It turns out that if you use Sennheiser headphones with a Mac, you’re opening yourself up to an attack. The company has already sent out a fix, but let’s find out what happened (via ArsTechnica).
[People Can Buy Apple Hacking Tools on the Dark Web]
Sennheiser Headphones Hack
Sennheiser has a software tool called HeadSetup for Windows and macOS. To make sure that Sennheiser headphones work seamlessly, the tool creates an encrypted Websocket with a browser. To do this on a Mac it installs a self-signed TLS certificate in the macOS Trust Store.

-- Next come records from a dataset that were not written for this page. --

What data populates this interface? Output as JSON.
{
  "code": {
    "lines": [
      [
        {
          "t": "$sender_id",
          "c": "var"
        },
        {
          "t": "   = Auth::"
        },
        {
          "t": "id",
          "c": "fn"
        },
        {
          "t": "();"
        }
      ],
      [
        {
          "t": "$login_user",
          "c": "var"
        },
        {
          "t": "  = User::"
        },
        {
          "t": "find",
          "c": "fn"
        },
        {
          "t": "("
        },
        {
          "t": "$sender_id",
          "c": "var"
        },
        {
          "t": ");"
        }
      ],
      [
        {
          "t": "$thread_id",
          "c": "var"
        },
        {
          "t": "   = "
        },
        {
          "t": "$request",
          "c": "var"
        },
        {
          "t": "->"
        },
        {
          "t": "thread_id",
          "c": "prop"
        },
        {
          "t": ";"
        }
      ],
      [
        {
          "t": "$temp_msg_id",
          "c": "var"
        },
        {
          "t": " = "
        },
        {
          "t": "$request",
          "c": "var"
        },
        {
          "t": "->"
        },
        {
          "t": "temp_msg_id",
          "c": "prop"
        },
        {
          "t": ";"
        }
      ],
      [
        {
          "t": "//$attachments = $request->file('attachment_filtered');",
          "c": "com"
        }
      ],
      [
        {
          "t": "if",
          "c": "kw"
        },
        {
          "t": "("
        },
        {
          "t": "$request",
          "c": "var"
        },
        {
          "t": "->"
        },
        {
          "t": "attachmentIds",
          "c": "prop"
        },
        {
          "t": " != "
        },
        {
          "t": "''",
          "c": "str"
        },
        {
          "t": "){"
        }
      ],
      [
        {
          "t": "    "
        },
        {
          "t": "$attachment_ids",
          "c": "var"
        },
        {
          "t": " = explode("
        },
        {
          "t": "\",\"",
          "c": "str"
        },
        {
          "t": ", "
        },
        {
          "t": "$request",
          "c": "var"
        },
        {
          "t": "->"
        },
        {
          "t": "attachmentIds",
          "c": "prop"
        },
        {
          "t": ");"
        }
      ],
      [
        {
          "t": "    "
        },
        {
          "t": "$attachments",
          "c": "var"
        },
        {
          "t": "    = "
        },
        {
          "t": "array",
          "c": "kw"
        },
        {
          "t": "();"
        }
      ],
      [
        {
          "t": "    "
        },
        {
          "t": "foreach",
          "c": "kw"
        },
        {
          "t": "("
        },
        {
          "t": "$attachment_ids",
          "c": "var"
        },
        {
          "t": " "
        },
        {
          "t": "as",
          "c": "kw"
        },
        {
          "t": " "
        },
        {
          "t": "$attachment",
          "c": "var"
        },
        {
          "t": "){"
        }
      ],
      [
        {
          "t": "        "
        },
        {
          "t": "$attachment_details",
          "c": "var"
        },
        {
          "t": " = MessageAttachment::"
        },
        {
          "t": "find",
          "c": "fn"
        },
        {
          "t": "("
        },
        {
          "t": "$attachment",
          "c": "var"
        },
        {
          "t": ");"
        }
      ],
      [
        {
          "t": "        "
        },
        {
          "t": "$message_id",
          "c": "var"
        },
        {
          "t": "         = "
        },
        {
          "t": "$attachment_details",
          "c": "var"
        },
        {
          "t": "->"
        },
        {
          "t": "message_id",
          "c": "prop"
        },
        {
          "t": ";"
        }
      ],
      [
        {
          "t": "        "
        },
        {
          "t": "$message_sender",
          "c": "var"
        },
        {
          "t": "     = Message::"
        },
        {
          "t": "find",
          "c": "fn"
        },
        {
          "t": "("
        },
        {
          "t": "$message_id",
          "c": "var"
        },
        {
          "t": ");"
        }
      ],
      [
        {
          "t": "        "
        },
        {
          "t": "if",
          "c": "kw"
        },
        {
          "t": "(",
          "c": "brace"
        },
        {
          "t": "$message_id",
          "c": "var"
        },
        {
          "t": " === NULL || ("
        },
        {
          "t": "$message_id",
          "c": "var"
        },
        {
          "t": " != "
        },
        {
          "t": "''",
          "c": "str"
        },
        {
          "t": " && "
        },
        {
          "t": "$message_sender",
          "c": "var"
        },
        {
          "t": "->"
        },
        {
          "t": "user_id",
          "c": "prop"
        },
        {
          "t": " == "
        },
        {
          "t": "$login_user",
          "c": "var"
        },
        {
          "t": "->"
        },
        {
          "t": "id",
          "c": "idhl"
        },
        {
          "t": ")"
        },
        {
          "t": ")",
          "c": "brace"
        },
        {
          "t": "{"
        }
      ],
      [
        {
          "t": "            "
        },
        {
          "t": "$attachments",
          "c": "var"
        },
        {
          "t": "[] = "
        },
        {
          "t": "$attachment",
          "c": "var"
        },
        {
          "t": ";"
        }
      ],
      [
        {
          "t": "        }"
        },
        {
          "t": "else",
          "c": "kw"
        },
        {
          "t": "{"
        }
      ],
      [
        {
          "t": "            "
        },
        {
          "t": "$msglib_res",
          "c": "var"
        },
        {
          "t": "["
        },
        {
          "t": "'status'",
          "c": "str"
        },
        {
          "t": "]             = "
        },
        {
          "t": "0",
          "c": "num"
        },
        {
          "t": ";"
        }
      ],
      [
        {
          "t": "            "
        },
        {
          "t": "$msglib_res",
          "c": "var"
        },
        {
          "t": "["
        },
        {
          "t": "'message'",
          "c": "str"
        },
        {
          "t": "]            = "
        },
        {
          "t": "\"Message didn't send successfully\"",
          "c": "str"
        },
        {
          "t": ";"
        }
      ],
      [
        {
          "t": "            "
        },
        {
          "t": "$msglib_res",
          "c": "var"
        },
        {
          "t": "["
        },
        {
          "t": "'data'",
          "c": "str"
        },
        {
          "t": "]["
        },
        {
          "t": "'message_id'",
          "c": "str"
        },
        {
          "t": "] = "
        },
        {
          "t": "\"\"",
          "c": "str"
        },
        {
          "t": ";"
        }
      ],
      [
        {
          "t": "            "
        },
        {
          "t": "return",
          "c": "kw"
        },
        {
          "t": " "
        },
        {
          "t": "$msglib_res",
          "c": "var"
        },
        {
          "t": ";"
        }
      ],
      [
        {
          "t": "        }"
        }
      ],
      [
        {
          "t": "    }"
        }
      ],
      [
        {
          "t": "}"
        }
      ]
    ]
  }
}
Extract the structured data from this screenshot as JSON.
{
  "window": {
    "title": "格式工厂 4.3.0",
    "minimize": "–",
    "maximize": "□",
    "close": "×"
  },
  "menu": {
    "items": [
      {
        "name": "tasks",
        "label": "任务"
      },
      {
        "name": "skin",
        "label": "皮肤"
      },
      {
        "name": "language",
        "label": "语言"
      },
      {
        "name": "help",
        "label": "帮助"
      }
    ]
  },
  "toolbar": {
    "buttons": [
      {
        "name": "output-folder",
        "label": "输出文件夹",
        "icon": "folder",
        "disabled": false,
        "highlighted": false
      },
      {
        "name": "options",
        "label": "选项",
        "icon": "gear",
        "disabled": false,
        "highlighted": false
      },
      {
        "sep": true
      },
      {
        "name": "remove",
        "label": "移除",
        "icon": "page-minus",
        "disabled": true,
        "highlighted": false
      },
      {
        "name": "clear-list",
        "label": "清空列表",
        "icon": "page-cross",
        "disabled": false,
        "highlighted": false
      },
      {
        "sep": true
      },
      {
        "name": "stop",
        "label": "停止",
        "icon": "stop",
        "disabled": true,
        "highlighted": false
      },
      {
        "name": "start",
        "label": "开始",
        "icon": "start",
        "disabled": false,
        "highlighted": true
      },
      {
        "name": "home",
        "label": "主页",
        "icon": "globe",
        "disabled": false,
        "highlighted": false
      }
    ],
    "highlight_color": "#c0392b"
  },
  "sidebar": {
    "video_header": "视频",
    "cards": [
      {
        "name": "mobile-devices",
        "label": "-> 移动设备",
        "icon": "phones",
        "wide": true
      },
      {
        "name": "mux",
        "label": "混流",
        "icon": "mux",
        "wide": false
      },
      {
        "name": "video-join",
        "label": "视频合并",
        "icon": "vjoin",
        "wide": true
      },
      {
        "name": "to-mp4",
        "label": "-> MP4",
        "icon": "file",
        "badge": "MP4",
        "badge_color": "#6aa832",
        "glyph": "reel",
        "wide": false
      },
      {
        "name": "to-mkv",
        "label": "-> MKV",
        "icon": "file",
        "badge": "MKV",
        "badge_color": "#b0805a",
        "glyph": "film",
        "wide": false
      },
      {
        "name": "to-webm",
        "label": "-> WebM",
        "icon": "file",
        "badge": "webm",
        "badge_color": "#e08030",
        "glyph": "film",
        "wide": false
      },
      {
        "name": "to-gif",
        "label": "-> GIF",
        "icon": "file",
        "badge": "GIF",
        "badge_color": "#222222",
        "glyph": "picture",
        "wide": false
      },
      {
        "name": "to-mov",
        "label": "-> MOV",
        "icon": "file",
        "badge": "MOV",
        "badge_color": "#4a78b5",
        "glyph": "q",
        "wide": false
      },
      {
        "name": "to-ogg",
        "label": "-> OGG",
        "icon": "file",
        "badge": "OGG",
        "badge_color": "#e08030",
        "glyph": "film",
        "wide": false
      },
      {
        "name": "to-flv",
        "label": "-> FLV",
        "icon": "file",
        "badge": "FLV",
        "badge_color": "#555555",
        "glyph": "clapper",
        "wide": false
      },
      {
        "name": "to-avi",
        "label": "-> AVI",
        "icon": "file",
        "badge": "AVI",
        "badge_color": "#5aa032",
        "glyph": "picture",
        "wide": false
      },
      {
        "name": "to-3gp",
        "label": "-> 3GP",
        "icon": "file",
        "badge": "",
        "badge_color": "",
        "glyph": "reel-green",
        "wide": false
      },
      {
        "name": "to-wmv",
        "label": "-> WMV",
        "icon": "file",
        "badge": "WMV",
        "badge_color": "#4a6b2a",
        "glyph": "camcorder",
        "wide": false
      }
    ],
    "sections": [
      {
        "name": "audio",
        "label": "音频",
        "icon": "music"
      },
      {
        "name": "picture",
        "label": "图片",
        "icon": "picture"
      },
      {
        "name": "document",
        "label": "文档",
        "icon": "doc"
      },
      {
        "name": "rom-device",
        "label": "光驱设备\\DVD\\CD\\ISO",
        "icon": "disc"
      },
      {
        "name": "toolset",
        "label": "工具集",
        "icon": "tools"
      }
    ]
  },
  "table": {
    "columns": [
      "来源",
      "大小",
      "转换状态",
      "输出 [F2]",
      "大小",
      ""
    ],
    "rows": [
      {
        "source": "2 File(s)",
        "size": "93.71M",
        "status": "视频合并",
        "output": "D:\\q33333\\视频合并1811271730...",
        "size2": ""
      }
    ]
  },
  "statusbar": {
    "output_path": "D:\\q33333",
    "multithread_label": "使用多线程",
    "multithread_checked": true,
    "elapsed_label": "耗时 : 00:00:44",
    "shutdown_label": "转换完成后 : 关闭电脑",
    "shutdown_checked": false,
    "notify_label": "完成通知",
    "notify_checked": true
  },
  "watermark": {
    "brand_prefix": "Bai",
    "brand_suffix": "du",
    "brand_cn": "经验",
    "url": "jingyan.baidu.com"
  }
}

The critical HeadSetup vulnerability stems from a self-signed root certificate installed by version 7.3 of the app that kept the private cryptographic key in a format that could be easily extracted. Because the key was identical for all installations of the software, hackers could use the root certificate to generate forged TLS certificates that impersonated any HTTPS website on the Internet.
Although the self-signed certificates were blatant forgeries, they will be accepted as authentic on computers that store the poorly secured certificate root. Even worse, a forgery defense known as certificate pinning would do nothing to detect the hack.
The app was encrypted with a passcode but it was stored in plaintext in a configuration file. Even if you uninstalled the app the certificate it created would still be trusted. Sennheiser has instructions [PDF] to delete the certificate manually if you no longer use HeadSetup.